# Video: Finding the Range of an Absolute Value Function from the Graph

Find the range of the function 𝑓(𝑥) = |−2𝑥 − 2|.

01:12

### Video Transcript

Find the range of the function 𝑓 of 𝑥 is equal to the absolute value of negative two 𝑥 minus two.

Now, we’ve actually been given the graph of this function of the absolute value of negative two 𝑥 minus two. And that’s really helpful because we can find the range of a function from its graph. Now, we begin by recalling what we mean by the range of a function. It’s the complete set of all possible resulting values of the dependent variable — that’s often 𝑦, but here we’re calling it 𝑓 of 𝑥 — after we’ve substituted the domain. Now, the domain of an absolute value function is simply all real values of 𝑥.

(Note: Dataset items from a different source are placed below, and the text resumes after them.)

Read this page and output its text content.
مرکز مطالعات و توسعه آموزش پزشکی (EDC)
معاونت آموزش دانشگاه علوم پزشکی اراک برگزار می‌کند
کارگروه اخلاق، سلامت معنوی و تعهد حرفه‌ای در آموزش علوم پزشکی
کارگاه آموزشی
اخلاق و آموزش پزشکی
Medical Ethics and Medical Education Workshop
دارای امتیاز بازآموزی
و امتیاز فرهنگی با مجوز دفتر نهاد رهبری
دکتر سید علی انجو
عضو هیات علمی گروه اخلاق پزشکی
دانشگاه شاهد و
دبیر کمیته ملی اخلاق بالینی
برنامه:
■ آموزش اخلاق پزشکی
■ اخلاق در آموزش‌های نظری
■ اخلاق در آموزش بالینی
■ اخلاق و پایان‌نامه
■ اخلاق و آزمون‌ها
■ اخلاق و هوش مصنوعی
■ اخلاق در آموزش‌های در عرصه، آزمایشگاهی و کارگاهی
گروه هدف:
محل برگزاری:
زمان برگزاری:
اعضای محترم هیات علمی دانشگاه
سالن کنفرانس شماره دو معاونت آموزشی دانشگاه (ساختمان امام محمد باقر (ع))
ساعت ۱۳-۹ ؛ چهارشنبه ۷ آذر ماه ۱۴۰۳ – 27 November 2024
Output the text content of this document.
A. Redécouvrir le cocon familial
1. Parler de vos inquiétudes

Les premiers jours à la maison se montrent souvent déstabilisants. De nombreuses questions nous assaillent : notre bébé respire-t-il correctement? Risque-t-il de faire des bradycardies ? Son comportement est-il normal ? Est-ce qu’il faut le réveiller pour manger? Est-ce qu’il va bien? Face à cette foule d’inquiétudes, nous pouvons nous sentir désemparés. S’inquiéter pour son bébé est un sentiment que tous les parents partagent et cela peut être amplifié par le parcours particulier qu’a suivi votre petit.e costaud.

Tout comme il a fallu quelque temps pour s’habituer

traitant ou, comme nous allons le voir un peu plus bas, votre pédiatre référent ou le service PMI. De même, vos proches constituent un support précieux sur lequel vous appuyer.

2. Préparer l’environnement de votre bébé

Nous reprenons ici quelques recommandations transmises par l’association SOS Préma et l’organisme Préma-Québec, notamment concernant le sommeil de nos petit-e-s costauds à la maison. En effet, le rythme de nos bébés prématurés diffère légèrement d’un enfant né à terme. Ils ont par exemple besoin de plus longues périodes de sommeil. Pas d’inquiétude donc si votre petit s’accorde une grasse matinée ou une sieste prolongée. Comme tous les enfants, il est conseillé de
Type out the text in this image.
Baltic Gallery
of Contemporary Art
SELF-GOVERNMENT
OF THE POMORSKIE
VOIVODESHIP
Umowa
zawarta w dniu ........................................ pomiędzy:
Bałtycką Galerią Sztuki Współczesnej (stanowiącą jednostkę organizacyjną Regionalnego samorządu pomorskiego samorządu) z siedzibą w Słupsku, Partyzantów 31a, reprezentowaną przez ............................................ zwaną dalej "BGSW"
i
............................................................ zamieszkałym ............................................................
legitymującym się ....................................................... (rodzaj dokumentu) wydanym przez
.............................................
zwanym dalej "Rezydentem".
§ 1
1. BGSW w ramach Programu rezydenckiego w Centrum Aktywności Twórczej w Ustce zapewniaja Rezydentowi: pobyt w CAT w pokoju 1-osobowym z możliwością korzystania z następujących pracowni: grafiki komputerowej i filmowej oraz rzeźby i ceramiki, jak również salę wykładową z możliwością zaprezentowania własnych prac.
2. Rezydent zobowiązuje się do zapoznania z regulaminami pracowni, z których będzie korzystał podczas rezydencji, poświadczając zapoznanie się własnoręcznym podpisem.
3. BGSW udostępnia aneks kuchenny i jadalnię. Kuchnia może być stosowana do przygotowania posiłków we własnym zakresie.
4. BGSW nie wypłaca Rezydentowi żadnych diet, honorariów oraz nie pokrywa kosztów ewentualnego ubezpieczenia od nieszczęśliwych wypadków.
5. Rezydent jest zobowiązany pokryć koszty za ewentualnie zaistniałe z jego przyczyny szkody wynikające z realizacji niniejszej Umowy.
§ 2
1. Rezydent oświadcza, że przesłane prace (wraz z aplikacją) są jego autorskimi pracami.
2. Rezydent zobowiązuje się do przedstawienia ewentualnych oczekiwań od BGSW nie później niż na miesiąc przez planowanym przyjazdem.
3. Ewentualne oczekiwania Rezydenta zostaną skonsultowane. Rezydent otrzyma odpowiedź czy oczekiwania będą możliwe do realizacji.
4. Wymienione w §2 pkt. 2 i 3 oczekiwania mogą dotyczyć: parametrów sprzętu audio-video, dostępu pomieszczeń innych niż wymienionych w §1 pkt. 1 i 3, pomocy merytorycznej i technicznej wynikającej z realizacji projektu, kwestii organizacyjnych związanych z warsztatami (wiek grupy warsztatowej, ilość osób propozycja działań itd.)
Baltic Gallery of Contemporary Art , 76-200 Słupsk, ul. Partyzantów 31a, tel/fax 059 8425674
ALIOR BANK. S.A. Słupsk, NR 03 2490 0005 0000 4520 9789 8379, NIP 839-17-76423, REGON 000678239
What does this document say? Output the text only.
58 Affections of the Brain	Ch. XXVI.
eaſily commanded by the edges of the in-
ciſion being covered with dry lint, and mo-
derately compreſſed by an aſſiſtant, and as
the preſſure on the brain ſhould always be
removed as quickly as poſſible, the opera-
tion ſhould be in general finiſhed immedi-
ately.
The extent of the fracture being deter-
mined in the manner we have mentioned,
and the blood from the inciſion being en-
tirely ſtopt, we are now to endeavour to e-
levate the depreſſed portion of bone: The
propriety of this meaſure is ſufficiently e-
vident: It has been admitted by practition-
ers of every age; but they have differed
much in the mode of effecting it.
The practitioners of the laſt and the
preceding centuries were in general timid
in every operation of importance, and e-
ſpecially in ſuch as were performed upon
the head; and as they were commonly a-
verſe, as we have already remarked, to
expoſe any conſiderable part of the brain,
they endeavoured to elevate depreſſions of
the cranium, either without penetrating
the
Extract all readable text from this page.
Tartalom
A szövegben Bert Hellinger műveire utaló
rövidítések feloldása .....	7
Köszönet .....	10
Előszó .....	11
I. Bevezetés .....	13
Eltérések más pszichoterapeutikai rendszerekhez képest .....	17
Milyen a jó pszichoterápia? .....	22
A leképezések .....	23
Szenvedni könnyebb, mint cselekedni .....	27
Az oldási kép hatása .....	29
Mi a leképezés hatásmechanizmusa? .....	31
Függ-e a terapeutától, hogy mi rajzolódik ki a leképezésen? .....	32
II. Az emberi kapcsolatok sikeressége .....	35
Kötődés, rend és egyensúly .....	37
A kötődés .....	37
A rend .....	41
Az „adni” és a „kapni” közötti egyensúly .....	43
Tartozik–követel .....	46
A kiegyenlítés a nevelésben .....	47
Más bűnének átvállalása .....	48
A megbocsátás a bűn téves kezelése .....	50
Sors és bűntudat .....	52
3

We see when we substitute in all real values of 𝑥 to our function, we get the graph shown. In this case, we see the smallest resulting value of 𝑦 is zero. The arrows show us that the values of 𝑦 continue to grow up to positive ∞. We can say then that for the function 𝑦 is equal to the absolute value of negative two 𝑥 minus two, 𝑦 must be greater than or equal to zero and less than ∞. And so we found the range of our function. It’s greater than or equal to zero and less than ∞.